Cancellation of the Kansas State Fair created an estimated $2.3 million revenue shortfall that fair officials want to be filled through a state or federal bailout. Some livestock events are being held, but the Pronto Pup, regarded as a banquet on a stick, won’t be available until the fair in September 2021. (Tim Carpenter/Kansas Reflector)
TOPEKA — Cancelling commercial aspects of the Kansas State Fair compelled the organization to halt building renovations, impose staffing cuts and set in motion a plan to raid its charitable foundation to cover an estimated $2.3 million revenue shortfall.
David Tobias, interim general manager of the state fair, said the state fair could avoid some of that pain if the state or federal government came through with a bailout.
“The Kansas State Fair is an important asset, not just to Reno County, but the entire state economy,” he said.
He said the fair had an annual economic impact of $70 million with a majority of that transpiring with a 60-mile radius of Hutchinson.
A committee of the Kansas Legislature is expected to explore the possibility of filling the financial gap with federal CARES Act funding and the alternative of adopting an appropriations bill during the 2021 Legislature to earmark state tax dollars for the Hutchinson state fair.
In addition, legislation pending in Congress would provide $500 million to aid cash-strapped local, county and state fairs nationwide.
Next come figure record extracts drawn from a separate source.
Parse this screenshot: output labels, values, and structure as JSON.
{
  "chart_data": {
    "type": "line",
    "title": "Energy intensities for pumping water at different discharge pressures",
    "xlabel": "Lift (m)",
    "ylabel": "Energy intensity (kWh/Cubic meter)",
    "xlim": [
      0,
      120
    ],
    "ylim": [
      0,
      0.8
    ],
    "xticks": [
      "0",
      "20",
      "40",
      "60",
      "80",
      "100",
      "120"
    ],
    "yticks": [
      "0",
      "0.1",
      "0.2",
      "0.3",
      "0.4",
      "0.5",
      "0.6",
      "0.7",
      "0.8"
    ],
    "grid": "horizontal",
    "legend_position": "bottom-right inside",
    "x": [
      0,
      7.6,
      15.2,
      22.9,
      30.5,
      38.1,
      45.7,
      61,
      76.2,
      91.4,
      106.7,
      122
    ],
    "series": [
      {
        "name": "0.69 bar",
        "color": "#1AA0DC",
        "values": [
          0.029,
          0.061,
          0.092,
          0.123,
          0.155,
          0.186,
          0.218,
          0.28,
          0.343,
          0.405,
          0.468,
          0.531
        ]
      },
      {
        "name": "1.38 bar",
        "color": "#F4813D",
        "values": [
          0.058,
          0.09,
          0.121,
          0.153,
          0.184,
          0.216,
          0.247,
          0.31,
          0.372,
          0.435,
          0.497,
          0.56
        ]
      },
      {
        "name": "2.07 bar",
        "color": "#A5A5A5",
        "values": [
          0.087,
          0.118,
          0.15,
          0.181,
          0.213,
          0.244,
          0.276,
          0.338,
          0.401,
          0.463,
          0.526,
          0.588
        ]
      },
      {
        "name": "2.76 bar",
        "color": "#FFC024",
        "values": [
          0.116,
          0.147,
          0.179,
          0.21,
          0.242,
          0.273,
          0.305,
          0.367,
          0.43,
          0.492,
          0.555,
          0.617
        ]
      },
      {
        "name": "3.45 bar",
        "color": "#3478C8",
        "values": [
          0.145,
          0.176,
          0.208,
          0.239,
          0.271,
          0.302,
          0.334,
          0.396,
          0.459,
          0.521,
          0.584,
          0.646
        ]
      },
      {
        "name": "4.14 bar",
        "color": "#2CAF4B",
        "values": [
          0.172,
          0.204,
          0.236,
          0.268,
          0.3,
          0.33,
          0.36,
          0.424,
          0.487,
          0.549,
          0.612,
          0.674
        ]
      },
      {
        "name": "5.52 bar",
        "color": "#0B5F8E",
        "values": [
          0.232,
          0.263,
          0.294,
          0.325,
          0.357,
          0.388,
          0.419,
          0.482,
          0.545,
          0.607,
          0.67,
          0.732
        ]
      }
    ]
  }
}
The bill introduced in the U.S. House and co-sponsored by U.S. Rep. Roger Marshall, a Kansas Republican, would redirect funding in a U.S. Department of Agriculture marketing program to create grants under the Agricultural Fair Rescue Act.
This was the first cancellation of the Kansas State Fair since inception in 1913. It was scheduled to run Sept. 11-20, but most activities were called off. The fair board decided to proceed with livestock shows that are closed to the public.
“To compensate for the lack of fair revenue, the fair has already let go of some staff, implemented furloughs and putting capital projects on hold,” Tobias said.
He said it would be unwise from a fiduciary perspective to drain the state fair foundation’s account that was built by donors.
The state fair did receive $205,000 from the state of Kansas and $7,000 from Reno County’s share of CARES Act dollars.
The task force set up by Gov. Laura Kelly to consider how to allocate about $1 billion in CARES Act funding among state and county governments in response to the coronavirus has set aside $2.3 million to address the fair’s revenue problem. However, that money is contingent on amendment of federal law forbidding it to be used to fill state government budget craters.
“We do appreciate the work on this,” Tobias said, “but this is not a guarantee.”
Rep. Troy Waymaster, a Bunker Hill Republican and chairman of the House Appropriations Committee, said he received a flood of telephone calls about the fair’s precarious financial future. He said budget challenges in 2020 could make it difficult to organize the next fair in September 2021.
He said he was convinced CARES Act money could legitimately be applied to the state fair because the financial challenges reflected the influence of coronavirus sweeping through the country.
“I think we can make a case this is COVID-19 related because we weren’t able to have the state fair because of the pandemic,” Waymaster said.
Rep. Kathy Wolfe Moore, a Democrat from Kansas City, Kan., said she disagreed with Waymaster’s analysis. She said CARES Act funding, as the federal law is currently interpreted, is off limits to state agencies such as the Kansas State Fair.
Waymaster said an alternative would be to amend the state budget to appropriate $2.3 million to the state fair from the state’s general operating budget.
“We should talk about that. There are probably pros and cons,” said Sen. Tom Hawk, a Manhattan Democrat. “I’m hopeful Congress will come through with more flexible guidelines or with the agriculture fair rescue act.”
Hawk suggested the state fair board request a waiver of wastewater fees from Hutchinson and a break on utility costs from Evergy. There is nothing lost by attempting to negotiate those adjustments during the pandemic, he said.
In July, fair general manager Robin Jennison resigned from his job to prevent deeper staffing reductions. Tobias, who had been the state fair’s director of operations, assumed Jennison’s duties.
“It will be a welcome surprise if the fair is able to weather this storm without some furloughs or even a reduction in force,” Jennison said in his resignation letter. “Having the highest placed administrator surviving, while front line essential employees bear the brunt, is something I will not do.”